Dubai: Close on the heels of the tragic death of 14-year-old Emirati Abdullah Al Amiri in a jet ski accident near Palm Jumeirah last month and the permanent disfiguring of 10-year-old Daniel Clamens, another near-fatal accident has shocked beach-goers in Dubai.
A 27-year-old South African rugby player, J.B., fell off a double storey boat on June 17 onto a platform and knocked his head on the motor of the boat, the impact of which threw him into the water. The accident broke his neck and caused brain injury. While the victim's wife is unavailable for comment, sources claim that the man has been declared medically brain-dead and is currently in a state of coma.
These accidents have prompted warnings from safety experts urging water sport lovers to be cautious while hitting the beaches here. Talking to XPRESS, Candy Fanucci, Founder of Pirate Surf Rescue Team in Dubai, highlights the dangers of unsupervised water sports on Dubai's open beaches. "Jet skis are accidents waiting to happen. If you see someone on a jet ski while you're in the sea, stay as far away from them as possible. They have the reflection of the water and the sun in their eyes, which makes them largely unable to spot a swimmer in their proximity," she says.
The South African lifeguard explains how trying to help a person with a neck injury could lead to further damage. "By being ill-informed, one can actually harm the victim more than benefit them. A person who has fallen off a boat, such as the victim in question, should be left alone until qualified medical help arrives. Moving the patient may cause terminal paralysis," she warns.

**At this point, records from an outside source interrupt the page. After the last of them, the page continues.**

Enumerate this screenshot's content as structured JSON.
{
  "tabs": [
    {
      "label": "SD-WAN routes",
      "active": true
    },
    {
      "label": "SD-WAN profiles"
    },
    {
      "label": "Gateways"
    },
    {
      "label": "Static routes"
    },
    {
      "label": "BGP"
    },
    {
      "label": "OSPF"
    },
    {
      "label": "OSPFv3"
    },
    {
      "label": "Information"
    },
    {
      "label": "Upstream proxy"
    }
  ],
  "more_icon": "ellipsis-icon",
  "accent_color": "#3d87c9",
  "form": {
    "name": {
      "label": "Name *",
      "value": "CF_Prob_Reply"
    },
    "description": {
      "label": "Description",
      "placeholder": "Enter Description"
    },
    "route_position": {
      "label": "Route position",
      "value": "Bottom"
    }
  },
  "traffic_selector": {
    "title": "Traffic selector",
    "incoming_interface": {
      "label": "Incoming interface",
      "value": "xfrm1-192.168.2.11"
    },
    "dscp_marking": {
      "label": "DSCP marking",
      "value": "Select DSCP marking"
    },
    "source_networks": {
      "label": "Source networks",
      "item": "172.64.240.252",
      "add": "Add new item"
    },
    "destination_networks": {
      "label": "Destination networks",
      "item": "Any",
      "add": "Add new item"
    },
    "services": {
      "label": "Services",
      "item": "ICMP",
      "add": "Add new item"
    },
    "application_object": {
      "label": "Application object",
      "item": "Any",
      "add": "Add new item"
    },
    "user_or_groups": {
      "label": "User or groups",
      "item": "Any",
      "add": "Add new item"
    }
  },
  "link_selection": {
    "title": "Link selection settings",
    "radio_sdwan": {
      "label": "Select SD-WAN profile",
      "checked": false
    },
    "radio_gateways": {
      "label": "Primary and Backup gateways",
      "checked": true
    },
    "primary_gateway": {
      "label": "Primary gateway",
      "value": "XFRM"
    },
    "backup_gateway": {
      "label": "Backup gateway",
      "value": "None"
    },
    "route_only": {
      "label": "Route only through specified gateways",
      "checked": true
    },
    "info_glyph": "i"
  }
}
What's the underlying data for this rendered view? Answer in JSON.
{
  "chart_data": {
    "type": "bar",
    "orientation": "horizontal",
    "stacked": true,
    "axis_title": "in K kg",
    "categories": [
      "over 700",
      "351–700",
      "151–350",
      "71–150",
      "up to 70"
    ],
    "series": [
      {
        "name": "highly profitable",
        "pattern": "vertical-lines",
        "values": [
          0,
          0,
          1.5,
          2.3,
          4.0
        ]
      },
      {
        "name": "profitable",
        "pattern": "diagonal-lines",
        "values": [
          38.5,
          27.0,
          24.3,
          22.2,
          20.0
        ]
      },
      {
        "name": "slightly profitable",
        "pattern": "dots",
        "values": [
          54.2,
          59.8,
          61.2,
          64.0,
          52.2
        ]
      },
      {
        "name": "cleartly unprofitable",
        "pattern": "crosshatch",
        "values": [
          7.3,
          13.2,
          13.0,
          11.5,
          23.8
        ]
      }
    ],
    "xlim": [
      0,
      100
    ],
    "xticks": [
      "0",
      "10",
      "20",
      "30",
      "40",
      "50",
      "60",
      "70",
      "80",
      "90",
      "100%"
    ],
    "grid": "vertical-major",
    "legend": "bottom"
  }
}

Earlier this month, 10-year-old Daniel Clamens had his face ripped apart in an accident on Al Mamzar Beach involving a jet ski. Clamens, who was on a banana boat being towed by a neighbour's boat, fell off the tube and was instantly hit by a man on a jet ski who was chasing the boat in order to launch himself off the waves. The jet ski hit Clamens straight in the face, damaging four of his vital nerves and cutting off half of his face. The 10-year-old is undergoing a series of surgeries.
Safety gear a must
Last month, 14-year-old Emirati Abdullah Al Amiri died in a jet ski accident near Le Méridien Mina Seyahi Hotel in Dubai. Police reports say Al Amiri and three friends were on a raft while a fourth friend was on the jet ski.
When a wave toppled the raft over, Al Amiri, who wasn't wearing a life jacket, was pulled under the water, and resurfaced in another spot, where the jet ski struck the 14-year-old in the head, causing death. If the teenager had worn a life jacket, he would have bobbed on the surface of the water, making himself more visible to his friends.
"The use of safety gear for water sports is an issue that needs to be addressed asap [as soon as possible]," says Fanucci, adding, "Ideally, beaches should be segregated into zones for different water sports. Each area should be demarcated, creating a circuit or track for each sport."
"Boats should be away from water skis, which should be away from the surfers, swimmers and those on jet skis. As per government regulations all users of jet skis should have a life vest, helmet, fire extinguisher, emergency whistle and goggles on hand. What people don't understand is that a jet ski is no different from a motorcycle, often reaching similar speeds. When you fall on water, the impact is just as harsh as falling onto a tarmac road," Fanucci says.
Fanucci gives the example of a 10-year-old girl who was hit by a surf board on Sunset Beach in Jumeirah two weeks ago.
"The girl was in the shallow water and a beginner surfer got carried on the wave towards the shoreline. The surf board hit the child straight on the head. Fortunately, the injury was minor and she didn't have a concussion, but it was just another reminder of the importance of safety procedures on beaches. It may seem like a fun day out on the beach, but participating in unauthorised water sports is just as dangerous as participating in unauthorised motor sports. It's not all fun and games when things go wrong."